Leadership for Change Library

The Learning Leader
Douglas Reeves
Alexandria, VA: Association for Supervision and Curriculum Development, 2006
221 pages

Based on Reeves extensive applied, practical research around the world and his detailed work in North America, this book brings together Reeves ideas on leadership including reporting on a new study involving 300,000 students in 290 schools.

The book focuses on Reeves leadership learning framework which cross-connects antecedents of excellence with achievement of results coming up with four categories of schools: Lucky (high results, low understanding of antecedents), Losing (low results, low understanding), Learning (low results, understanding of antecedents), and Leading (high results, high understanding).

Based on his own empirical research, Reeves shows that the larger the planning document, the less the quality and quantity of action. Yes, the size of the school improvement or district plan is inversely correlated with the quality of implementation. What works, Reeves says, is schools that are strong on: inquiry, implementation, monitoring — and leadership that fosters the same.

Reeves also identifies and dispels five myths that interfere with action for improvement:

Myth #1: People are happy doing what they are doing now. Teachers in unsuccessful schools would rather continue to be unsuccessful than engage in alternative practices that might lead to student success.
Myth #2: People resist change because of irrational fear.
Myth #3: You can't make significant changes until you get buy-in from everybody.
Myth #4: You must have perfect research to support a proposed change.
Myth #5: The risk of change is so great that you must wait until you have things perfectly organized before implementing change efforts.

Reeves then proposes using the leadership framework to focus on what matters by identifying and monitoring achievement results and linking them to specific antecedents that cause improvement. Leaders need to hone their ideas, skills and actions for helping the school make these causal connections.

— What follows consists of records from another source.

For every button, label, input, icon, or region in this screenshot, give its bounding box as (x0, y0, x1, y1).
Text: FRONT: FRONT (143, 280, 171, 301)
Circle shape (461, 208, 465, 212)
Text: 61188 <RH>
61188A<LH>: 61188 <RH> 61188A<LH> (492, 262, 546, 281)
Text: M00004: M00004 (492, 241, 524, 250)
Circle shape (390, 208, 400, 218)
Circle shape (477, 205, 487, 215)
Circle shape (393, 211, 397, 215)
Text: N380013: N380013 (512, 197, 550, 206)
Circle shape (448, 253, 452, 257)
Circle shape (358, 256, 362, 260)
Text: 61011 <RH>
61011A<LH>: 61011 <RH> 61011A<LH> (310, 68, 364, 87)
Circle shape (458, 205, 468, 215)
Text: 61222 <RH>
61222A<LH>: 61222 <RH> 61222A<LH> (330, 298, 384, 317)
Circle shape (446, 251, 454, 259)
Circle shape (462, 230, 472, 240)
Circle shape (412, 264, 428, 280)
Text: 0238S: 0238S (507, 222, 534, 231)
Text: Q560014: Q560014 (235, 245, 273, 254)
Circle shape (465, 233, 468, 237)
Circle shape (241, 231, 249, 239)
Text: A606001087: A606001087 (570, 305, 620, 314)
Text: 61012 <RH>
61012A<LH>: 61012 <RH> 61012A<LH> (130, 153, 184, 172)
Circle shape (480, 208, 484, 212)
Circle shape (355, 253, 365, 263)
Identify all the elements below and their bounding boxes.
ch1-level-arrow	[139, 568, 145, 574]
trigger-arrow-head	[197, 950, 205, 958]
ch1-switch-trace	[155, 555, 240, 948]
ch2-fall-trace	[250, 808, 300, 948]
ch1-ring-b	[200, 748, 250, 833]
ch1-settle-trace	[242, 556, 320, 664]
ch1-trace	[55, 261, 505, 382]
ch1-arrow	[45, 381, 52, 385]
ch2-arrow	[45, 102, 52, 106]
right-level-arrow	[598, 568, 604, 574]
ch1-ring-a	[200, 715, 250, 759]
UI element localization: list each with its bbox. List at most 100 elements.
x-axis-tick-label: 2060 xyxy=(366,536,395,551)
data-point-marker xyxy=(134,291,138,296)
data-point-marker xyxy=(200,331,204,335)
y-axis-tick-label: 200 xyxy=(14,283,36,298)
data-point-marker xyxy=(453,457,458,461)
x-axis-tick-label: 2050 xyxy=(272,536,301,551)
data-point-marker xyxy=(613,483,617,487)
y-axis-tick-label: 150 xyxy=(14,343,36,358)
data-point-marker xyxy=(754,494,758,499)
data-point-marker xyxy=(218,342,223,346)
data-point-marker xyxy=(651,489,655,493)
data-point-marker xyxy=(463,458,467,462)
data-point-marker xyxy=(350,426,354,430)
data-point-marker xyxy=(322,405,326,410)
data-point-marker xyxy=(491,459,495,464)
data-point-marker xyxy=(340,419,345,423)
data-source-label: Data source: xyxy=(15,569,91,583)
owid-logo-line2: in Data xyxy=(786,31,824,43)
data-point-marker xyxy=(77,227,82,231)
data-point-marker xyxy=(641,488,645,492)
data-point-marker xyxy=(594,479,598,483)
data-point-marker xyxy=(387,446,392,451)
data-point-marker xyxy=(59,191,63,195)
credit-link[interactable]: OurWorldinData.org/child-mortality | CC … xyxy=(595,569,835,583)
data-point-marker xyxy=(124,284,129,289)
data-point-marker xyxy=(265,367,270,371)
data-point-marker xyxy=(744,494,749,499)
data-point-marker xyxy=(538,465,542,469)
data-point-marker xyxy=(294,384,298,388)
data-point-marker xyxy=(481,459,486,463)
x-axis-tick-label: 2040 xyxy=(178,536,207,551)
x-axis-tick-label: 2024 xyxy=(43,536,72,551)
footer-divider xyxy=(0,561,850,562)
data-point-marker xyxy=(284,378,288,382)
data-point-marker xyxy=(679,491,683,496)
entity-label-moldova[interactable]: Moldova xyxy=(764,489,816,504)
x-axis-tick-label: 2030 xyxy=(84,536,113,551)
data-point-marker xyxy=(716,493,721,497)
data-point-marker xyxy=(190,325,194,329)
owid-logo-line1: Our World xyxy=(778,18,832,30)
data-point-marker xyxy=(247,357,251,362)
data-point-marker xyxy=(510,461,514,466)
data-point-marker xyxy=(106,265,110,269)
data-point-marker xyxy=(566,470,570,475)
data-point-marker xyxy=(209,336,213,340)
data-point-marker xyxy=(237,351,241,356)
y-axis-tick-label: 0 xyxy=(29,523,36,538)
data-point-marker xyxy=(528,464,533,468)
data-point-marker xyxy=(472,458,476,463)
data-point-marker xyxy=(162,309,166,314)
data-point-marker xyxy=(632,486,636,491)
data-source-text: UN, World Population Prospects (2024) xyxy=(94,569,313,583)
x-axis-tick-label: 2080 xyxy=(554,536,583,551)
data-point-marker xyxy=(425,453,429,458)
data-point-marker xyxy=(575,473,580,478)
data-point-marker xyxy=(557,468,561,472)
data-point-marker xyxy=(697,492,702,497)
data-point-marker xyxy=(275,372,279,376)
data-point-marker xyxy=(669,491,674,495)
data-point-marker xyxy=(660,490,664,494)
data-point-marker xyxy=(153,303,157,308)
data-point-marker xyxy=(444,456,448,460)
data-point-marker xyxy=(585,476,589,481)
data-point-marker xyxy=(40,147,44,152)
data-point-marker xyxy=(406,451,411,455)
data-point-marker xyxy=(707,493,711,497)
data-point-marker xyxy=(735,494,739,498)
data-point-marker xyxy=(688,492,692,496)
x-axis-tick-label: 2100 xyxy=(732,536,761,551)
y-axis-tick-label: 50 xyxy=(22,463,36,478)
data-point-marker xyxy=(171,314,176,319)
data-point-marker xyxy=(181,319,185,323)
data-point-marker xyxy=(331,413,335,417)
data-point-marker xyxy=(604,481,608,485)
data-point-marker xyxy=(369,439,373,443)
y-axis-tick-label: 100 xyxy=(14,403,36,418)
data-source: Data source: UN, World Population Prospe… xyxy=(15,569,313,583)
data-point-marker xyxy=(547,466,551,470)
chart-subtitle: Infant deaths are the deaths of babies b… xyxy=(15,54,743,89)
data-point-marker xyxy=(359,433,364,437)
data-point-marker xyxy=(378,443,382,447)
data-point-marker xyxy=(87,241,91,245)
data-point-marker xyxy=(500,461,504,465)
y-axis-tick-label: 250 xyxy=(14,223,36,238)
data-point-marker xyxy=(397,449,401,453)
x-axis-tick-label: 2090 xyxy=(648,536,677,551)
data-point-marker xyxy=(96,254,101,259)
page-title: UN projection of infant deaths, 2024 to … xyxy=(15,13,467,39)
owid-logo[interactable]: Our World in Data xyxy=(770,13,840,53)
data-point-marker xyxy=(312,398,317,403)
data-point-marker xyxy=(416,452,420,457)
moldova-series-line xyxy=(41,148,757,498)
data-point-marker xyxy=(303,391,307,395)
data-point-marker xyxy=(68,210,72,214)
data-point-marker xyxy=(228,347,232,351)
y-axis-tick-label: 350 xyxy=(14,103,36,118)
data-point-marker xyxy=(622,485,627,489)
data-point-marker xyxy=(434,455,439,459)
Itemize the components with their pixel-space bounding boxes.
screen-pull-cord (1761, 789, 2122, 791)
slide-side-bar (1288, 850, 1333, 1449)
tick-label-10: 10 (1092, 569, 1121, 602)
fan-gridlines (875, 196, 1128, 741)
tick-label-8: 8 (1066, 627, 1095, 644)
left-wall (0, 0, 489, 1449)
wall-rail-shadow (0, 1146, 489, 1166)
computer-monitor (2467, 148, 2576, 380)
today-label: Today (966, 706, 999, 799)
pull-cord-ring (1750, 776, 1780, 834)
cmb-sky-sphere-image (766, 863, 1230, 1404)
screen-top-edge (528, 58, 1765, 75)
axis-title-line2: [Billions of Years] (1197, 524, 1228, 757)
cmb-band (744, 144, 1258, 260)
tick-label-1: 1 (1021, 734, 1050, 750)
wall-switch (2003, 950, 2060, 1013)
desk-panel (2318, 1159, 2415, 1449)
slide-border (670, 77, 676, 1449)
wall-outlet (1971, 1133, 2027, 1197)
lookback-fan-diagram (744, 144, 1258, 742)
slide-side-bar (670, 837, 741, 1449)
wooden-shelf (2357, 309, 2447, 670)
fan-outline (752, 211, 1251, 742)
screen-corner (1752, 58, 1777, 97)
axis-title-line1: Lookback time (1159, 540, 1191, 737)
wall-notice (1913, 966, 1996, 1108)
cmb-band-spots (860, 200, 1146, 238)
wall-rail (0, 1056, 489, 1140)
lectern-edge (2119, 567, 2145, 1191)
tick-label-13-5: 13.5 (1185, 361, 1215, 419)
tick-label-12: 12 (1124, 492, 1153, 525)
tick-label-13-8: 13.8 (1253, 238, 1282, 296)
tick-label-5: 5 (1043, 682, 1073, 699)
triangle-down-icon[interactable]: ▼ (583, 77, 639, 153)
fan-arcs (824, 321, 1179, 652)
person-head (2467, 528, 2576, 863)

Reeves advocates more focused action-oriented work on inquiry, implementation, monitoring, and more action. His goal is to help leaders and the system move from "islands of excellence to systemic impact."

Why We Like This Book
Reeves is tough on and irreverent when it comes to superficial strategies that look good on paper but are devoid of substance. We love his no-nonsense dismissal of documentarianism — change by paper plans — in favor of real change which is messy but doable. Action oriented leadership follows practices of reviewing data, making midcourse corrections and focusing on decision-making on the greatest points of leverage. He embarrasses us into action and then helps with powerful concepts, actions and specific ideas for causing positive change. This book is great because it combines specific research and data with big concepts and ideas. It spurs action and puts it in the perspective of both the small and the big picture.